- Born: November 17, 1970 (age 55) Dalhousie, New Brunswick

Curling career
- Member Association: Prince Edward Island
- Hearts appearances: 10 (1994, 1999, 2000, 2001, 2005, 2006, 2010, 2011, 2013, 2015)

Medal record
Women's curling
Representing Prince Edward Island
Scotties Tournament of Hearts
| Silver medal – second place | 2010 Sault Ste. Marie |  |

= Shelly Bradley =

Canadian curler (born 1970)

Shelly Bradley (born Shelly Danks on November 17, 1970, in Dalhousie, New Brunswick) is a Canadian curler from Stratford, Prince Edward Island.

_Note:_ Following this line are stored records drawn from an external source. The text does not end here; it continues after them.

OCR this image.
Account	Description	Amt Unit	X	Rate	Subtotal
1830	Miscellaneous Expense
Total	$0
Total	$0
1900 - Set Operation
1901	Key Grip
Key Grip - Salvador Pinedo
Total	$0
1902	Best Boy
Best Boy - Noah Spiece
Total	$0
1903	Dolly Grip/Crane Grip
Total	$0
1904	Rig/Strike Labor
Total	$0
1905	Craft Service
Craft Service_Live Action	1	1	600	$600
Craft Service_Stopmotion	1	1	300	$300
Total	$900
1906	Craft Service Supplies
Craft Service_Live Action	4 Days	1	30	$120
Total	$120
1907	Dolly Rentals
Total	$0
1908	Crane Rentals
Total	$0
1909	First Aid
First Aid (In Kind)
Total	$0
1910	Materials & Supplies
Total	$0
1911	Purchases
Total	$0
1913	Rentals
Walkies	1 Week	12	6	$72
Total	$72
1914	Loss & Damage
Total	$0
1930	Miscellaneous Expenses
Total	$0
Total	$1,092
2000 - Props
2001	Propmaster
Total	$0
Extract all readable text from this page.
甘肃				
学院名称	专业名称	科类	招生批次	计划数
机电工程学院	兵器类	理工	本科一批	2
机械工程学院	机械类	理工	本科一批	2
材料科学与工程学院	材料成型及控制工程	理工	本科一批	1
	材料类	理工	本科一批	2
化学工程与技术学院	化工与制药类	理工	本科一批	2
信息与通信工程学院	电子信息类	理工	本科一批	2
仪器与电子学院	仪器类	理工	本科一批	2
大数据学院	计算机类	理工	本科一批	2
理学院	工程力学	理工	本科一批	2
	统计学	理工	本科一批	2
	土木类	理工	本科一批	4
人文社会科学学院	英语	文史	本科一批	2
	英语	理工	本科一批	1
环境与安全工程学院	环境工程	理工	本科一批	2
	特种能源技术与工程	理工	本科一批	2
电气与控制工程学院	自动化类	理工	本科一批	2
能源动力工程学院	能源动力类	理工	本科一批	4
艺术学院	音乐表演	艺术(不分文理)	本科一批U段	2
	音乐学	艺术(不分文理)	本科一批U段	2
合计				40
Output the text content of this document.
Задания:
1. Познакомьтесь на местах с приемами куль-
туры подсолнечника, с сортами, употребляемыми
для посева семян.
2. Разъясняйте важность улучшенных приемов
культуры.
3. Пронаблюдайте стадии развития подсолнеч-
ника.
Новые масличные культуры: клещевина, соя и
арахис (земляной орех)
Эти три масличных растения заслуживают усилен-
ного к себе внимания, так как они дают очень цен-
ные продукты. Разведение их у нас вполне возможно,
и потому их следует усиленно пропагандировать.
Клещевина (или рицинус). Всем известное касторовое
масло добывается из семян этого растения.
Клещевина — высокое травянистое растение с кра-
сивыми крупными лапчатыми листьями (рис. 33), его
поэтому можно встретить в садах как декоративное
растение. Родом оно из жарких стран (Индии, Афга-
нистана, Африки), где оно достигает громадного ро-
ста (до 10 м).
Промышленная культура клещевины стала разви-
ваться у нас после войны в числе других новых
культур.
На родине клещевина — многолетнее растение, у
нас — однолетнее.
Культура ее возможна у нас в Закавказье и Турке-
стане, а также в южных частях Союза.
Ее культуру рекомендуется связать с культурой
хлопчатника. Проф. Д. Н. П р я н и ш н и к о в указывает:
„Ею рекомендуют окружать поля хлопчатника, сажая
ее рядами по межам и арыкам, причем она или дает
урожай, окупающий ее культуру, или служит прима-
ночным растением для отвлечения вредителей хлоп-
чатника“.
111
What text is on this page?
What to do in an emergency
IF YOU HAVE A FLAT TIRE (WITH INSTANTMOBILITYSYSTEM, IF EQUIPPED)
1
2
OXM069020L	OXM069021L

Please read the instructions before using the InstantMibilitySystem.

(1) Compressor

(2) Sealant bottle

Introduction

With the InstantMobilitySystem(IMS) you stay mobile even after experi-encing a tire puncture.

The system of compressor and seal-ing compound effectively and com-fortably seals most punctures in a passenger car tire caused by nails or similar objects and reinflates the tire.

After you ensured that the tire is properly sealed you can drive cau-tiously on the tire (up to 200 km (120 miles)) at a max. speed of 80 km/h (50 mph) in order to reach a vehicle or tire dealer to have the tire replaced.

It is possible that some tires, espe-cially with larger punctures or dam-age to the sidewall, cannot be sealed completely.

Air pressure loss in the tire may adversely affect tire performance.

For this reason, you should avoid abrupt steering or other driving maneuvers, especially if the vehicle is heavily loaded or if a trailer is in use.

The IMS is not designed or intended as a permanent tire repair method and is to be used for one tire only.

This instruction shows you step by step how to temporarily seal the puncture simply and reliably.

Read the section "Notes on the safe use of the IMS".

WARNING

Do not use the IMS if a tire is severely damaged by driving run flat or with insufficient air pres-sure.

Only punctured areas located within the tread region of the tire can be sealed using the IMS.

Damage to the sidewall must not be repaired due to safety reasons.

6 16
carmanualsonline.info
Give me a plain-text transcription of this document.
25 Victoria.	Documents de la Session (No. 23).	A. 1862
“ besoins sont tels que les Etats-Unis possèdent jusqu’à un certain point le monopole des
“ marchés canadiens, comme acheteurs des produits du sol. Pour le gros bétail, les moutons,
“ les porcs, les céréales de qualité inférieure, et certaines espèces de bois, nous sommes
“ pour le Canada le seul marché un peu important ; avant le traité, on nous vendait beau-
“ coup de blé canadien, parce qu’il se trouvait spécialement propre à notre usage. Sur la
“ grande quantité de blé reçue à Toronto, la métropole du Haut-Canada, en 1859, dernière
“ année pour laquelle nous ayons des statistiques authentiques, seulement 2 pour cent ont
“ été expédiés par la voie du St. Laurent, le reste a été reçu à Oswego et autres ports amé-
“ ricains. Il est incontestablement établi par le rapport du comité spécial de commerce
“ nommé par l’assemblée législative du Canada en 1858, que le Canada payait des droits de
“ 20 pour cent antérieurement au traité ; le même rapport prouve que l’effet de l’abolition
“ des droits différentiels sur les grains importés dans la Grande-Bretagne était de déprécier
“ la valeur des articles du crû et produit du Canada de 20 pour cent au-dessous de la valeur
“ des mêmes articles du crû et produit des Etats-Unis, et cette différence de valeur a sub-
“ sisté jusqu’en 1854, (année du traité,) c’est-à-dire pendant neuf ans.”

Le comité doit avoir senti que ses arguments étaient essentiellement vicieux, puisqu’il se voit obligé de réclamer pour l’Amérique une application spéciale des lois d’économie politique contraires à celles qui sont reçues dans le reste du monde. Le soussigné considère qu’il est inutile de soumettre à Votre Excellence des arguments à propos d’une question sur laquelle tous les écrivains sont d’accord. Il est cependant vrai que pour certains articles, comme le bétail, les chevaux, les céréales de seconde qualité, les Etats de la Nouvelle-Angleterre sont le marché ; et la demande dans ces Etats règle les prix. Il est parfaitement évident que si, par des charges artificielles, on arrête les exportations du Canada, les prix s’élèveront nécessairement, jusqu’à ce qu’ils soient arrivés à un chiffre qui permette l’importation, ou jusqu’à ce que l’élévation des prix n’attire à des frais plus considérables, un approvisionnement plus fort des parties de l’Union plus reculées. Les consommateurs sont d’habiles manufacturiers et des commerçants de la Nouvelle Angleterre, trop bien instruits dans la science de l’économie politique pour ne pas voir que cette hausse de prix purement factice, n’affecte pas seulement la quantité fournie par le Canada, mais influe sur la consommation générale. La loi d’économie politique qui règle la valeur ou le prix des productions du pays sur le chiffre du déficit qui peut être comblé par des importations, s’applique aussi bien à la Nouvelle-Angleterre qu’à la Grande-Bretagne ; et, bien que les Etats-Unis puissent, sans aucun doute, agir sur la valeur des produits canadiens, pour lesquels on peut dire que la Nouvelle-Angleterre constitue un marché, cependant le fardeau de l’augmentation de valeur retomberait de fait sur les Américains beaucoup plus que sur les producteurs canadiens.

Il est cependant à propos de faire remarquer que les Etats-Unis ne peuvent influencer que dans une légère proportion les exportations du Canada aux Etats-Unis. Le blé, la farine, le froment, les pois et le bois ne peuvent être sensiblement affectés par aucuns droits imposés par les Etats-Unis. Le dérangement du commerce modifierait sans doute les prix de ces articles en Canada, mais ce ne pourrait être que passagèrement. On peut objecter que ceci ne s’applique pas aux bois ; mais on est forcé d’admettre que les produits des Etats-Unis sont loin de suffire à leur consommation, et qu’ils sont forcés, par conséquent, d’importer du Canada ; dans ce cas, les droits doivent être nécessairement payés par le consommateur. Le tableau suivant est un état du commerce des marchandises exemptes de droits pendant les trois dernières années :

Bradley has represented Prince Edward Island at the Scotties Tournament of Hearts, Canada's national women's curling championships, 10 times to date. Her first appearance was at the 1994 Scott Tournament of Hearts, where she skipped her team to a 7-4 round robin finish, which was enough to qualify for a tiebreaker. She would lose the tiebreaker to Newfoundland's Laura Phillips. Bradley was an Alternate for Kathy O'Rourke at the 2010 Scotties Tournament of Hearts, where the team lost the final to Jennifer Jones. At the 2011 Scotties Tournament of Hearts in Charlottetown her team failed to reach the playoffs finishing 6–5 in round robin play.

Bradley is married and has two children.